The American Academy of Orthopaedic Surgeons recommends the following pre-injection guidelines:

  • Avoid corticosteroid medications for 2-3 weeks prior to the procedure
  • Stop taking non-steroidal anti-inflammatory drugs (NSAIDs), such as aspirin or ibuprofen, or arthritis medications such as Celebrex, a week prior to the procedure
  • Do not take anticoagulation medication for 5 days before the procedure
  • Drink plenty of fluids the day before the procedure
  • Some patients may require anti-anxiety medication immediately before the procedure

Although the American Academy of Orthopaedic Surgeons published these pre-injection guidelines, the organization does not advocate for or against platelet-rich plasma treatment.

After the PRP Injection: Follow-up

Patients are advised to take it easy for a few days and avoid putting strain on the affected area. The injection site may be swollen and painful for about 3 days, as the platelet-rich plasma typically stimulates a series of biological responses.

Doctors may recommend that the patient:

  • Does not take anti-inflammatory pain medication; another pain medication may be prescribed by the doctor
  • Wear a brace or sling to protect and immobilize the affected joint; a patient who receives an injection at the ankle, knee, or hip may be advised to use crutches
  • Use a cold compress a few times a day for 10 to 20 minutes at a time to help decrease post-injection pain and swelling
  • Patients who do not have physically demanding jobs can usually go back to work the next day.

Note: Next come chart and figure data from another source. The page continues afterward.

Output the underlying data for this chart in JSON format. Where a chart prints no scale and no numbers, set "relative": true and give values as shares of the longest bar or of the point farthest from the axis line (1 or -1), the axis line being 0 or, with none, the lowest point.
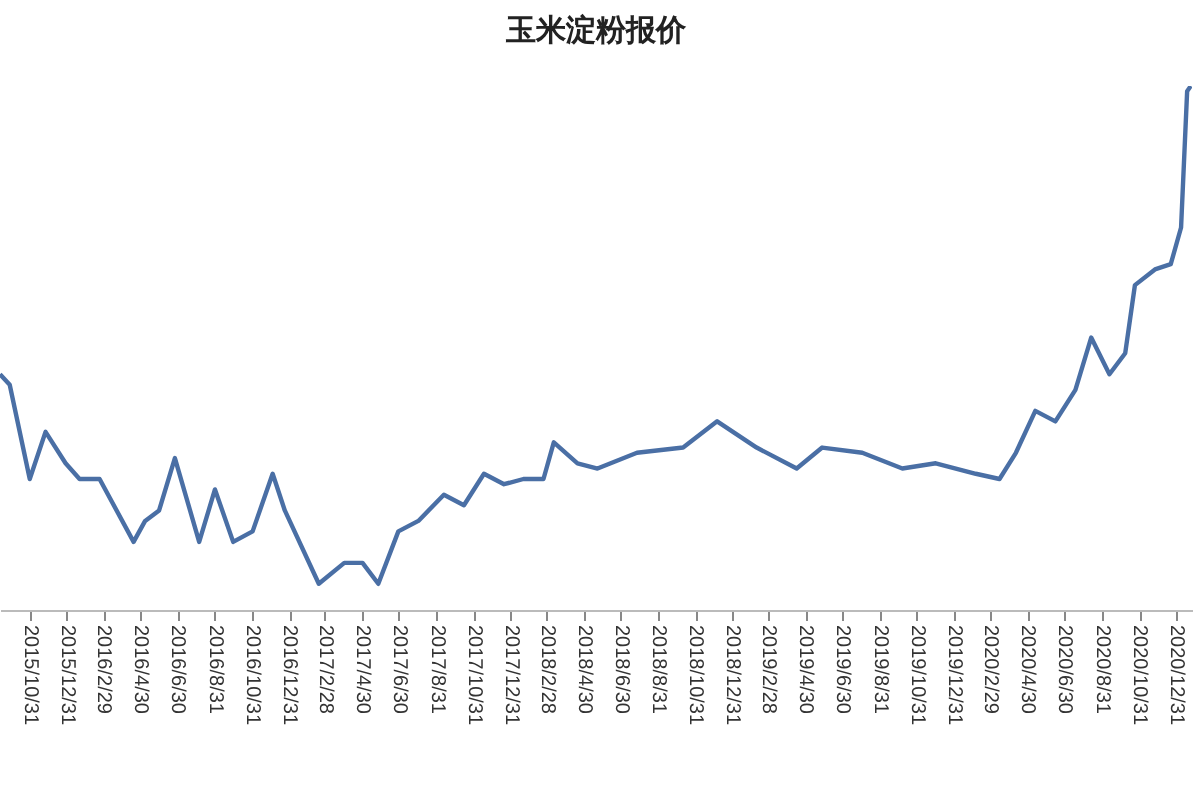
{
  "chart_data": {
    "type": "line",
    "title": "玉米淀粉报价",
    "relative": true,
    "x": [
      "2015-09-12",
      "2015-09-28",
      "2015-10-31",
      "2015-11-26",
      "2015-12-29",
      "2016-01-21",
      "2016-02-23",
      "2016-04-19",
      "2016-05-08",
      "2016-05-31",
      "2016-06-26",
      "2016-08-05",
      "2016-08-31",
      "2016-09-30",
      "2016-11-01",
      "2016-12-04",
      "2016-12-24",
      "2017-02-18",
      "2017-04-01",
      "2017-05-01",
      "2017-05-27",
      "2017-06-29",
      "2017-08-01",
      "2017-09-12",
      "2017-10-15",
      "2017-11-17",
      "2017-12-20",
      "2018-01-21",
      "2018-02-23",
      "2018-03-12",
      "2018-04-20",
      "2018-05-23",
      "2018-07-27",
      "2018-10-11",
      "2018-12-06",
      "2019-02-09",
      "2019-04-16",
      "2019-05-28",
      "2019-08-02",
      "2019-10-07",
      "2019-12-01",
      "2020-02-05",
      "2020-03-15",
      "2020-04-11",
      "2020-05-13",
      "2020-06-15",
      "2020-07-18",
      "2020-08-13",
      "2020-09-12",
      "2020-10-08",
      "2020-10-24",
      "2020-11-26",
      "2020-12-22",
      "2021-01-08",
      "2021-01-18",
      "2021-01-24"
    ],
    "series": [
      {
        "color": "#4a6fa5",
        "values": [
          0.45,
          0.43,
          0.25,
          0.34,
          0.28,
          0.25,
          0.25,
          0.13,
          0.17,
          0.19,
          0.29,
          0.13,
          0.23,
          0.13,
          0.15,
          0.26,
          0.19,
          0.05,
          0.09,
          0.09,
          0.05,
          0.15,
          0.17,
          0.22,
          0.2,
          0.26,
          0.24,
          0.25,
          0.25,
          0.32,
          0.28,
          0.27,
          0.3,
          0.31,
          0.36,
          0.31,
          0.27,
          0.31,
          0.3,
          0.27,
          0.28,
          0.26,
          0.25,
          0.3,
          0.38,
          0.36,
          0.42,
          0.52,
          0.45,
          0.49,
          0.62,
          0.65,
          0.66,
          0.73,
          0.99,
          1
        ]
      }
    ],
    "xlim": [
      "2015-09-12",
      "2021-01-26"
    ],
    "xticks": [
      {
        "value": "2015-10-31",
        "label": "2015/10/31"
      },
      {
        "value": "2015-12-31",
        "label": "2015/12/31"
      },
      {
        "value": "2016-02-29",
        "label": "2016/2/29"
      },
      {
        "value": "2016-04-30",
        "label": "2016/4/30"
      },
      {
        "value": "2016-06-30",
        "label": "2016/6/30"
      },
      {
        "value": "2016-08-31",
        "label": "2016/8/31"
      },
      {
        "value": "2016-10-31",
        "label": "2016/10/31"
      },
      {
        "value": "2016-12-31",
        "label": "2016/12/31"
      },
      {
        "value": "2017-02-28",
        "label": "2017/2/28"
      },
      {
        "value": "2017-04-30",
        "label": "2017/4/30"
      },
      {
        "value": "2017-06-30",
        "label": "2017/6/30"
      },
      {
        "value": "2017-08-31",
        "label": "2017/8/31"
      },
      {
        "value": "2017-10-31",
        "label": "2017/10/31"
      },
      {
        "value": "2017-12-31",
        "label": "2017/12/31"
      },
      {
        "value": "2018-02-28",
        "label": "2018/2/28"
      },
      {
        "value": "2018-04-30",
        "label": "2018/4/30"
      },
      {
        "value": "2018-06-30",
        "label": "2018/6/30"
      },
      {
        "value": "2018-08-31",
        "label": "2018/8/31"
      },
      {
        "value": "2018-10-31",
        "label": "2018/10/31"
      },
      {
        "value": "2018-12-31",
        "label": "2018/12/31"
      },
      {
        "value": "2019-02-28",
        "label": "2019/2/28"
      },
      {
        "value": "2019-04-30",
        "label": "2019/4/30"
      },
      {
        "value": "2019-06-30",
        "label": "2019/6/30"
      },
      {
        "value": "2019-08-31",
        "label": "2019/8/31"
      },
      {
        "value": "2019-10-31",
        "label": "2019/10/31"
      },
      {
        "value": "2019-12-31",
        "label": "2019/12/31"
      },
      {
        "value": "2020-02-29",
        "label": "2020/2/29"
      },
      {
        "value": "2020-04-30",
        "label": "2020/4/30"
      },
      {
        "value": "2020-06-30",
        "label": "2020/6/30"
      },
      {
        "value": "2020-08-31",
        "label": "2020/8/31"
      },
      {
        "value": "2020-10-31",
        "label": "2020/10/31"
      },
      {
        "value": "2020-12-31",
        "label": "2020/12/31"
      }
    ]
  }
}
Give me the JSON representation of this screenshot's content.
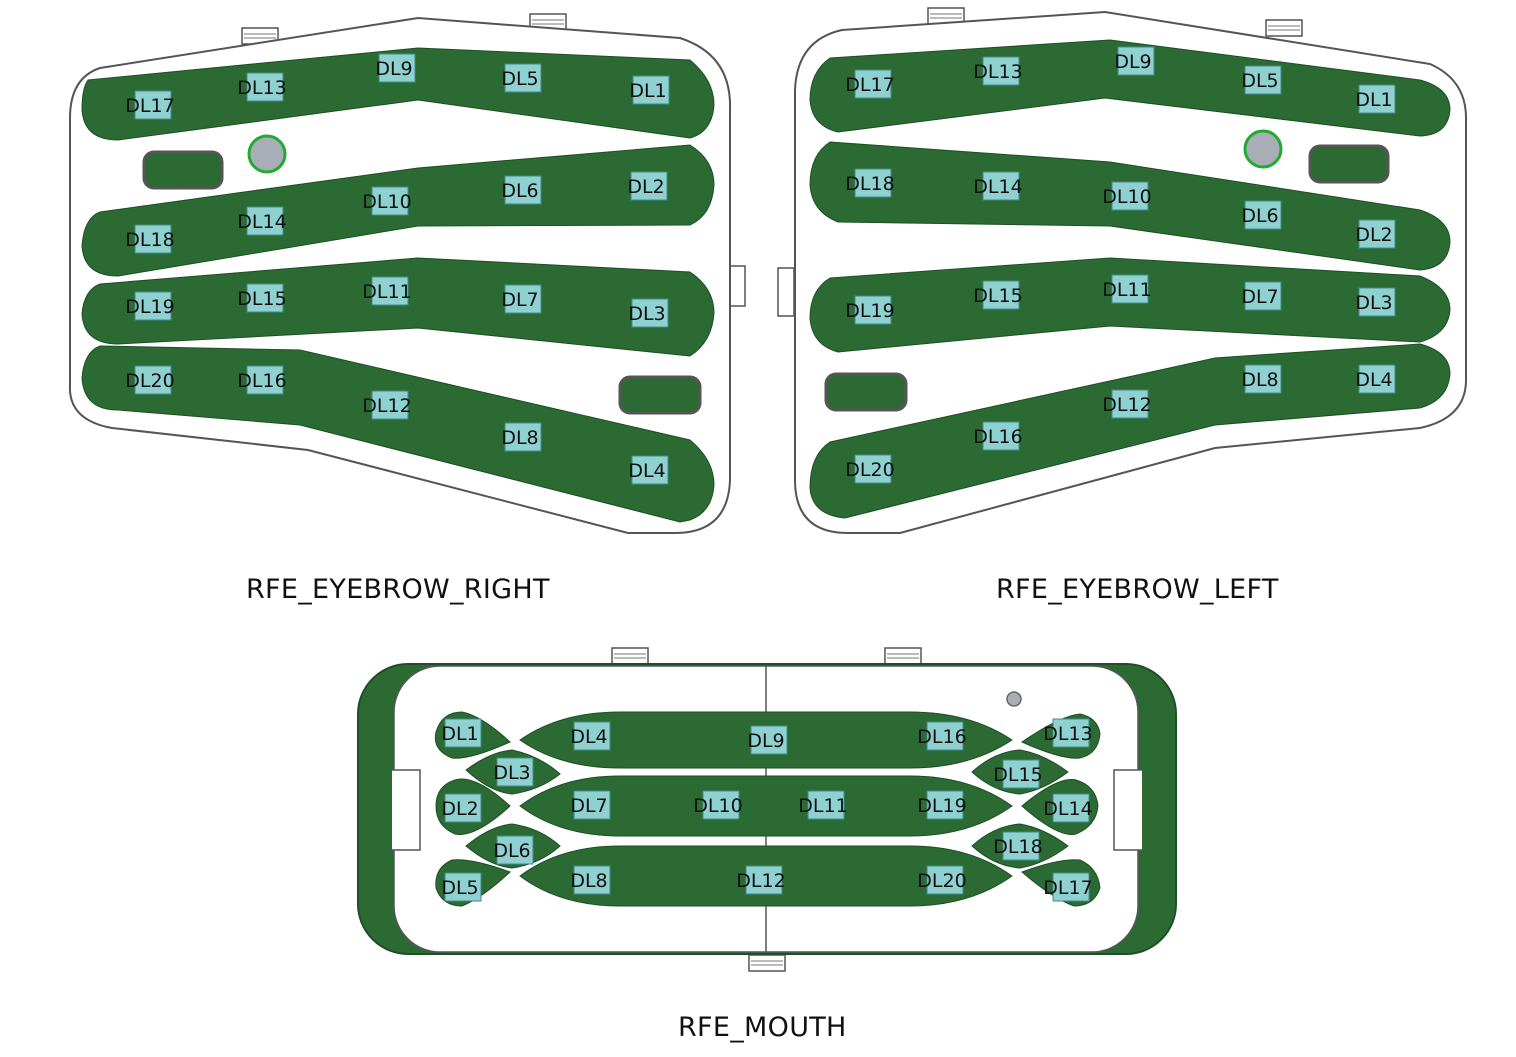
{
  "captions": {
    "eyebrow_right": "RFE_EYEBROW_RIGHT",
    "eyebrow_left": "RFE_EYEBROW_LEFT",
    "mouth": "RFE_MOUTH"
  },
  "colors": {
    "strip_green": "#2b6a33",
    "strip_edge": "#1e4f26",
    "board_fill": "#ffffff",
    "board_edge": "#555555",
    "led_fill": "#8fd0d0",
    "led_edge": "#3c8c8c",
    "led_text": "#111111",
    "mount_hole": "#a9adb6",
    "mount_ring": "#22aa33"
  },
  "eyebrow_right": {
    "leds": [
      "DL1",
      "DL2",
      "DL3",
      "DL4",
      "DL5",
      "DL6",
      "DL7",
      "DL8",
      "DL9",
      "DL10",
      "DL11",
      "DL12",
      "DL13",
      "DL14",
      "DL15",
      "DL16",
      "DL17",
      "DL18",
      "DL19",
      "DL20"
    ]
  },
  "eyebrow_left": {
    "leds": [
      "DL1",
      "DL2",
      "DL3",
      "DL4",
      "DL5",
      "DL6",
      "DL7",
      "DL8",
      "DL9",
      "DL10",
      "DL11",
      "DL12",
      "DL13",
      "DL14",
      "DL15",
      "DL16",
      "DL17",
      "DL18",
      "DL19",
      "DL20"
    ]
  },
  "mouth": {
    "leds": [
      "DL1",
      "DL2",
      "DL3",
      "DL4",
      "DL5",
      "DL6",
      "DL7",
      "DL8",
      "DL9",
      "DL10",
      "DL11",
      "DL12",
      "DL13",
      "DL14",
      "DL15",
      "DL16",
      "DL17",
      "DL18",
      "DL19",
      "DL20"
    ]
  }
}
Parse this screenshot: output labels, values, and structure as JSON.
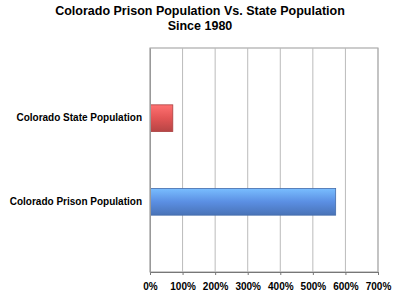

Patients can resume normal activities when swelling and pain decrease, typically a few days after the injections. Patients should not begin taking anti-inflammatory medications until approved by the doctor.
  • If the injection(s) is successful in reducing the patient’s pain, the patient will likely be prescribed physical therapy. Doing simple exercises to build and maintain muscle strength around the affected area serves to decrease symptoms and can slow down or stop further degeneration.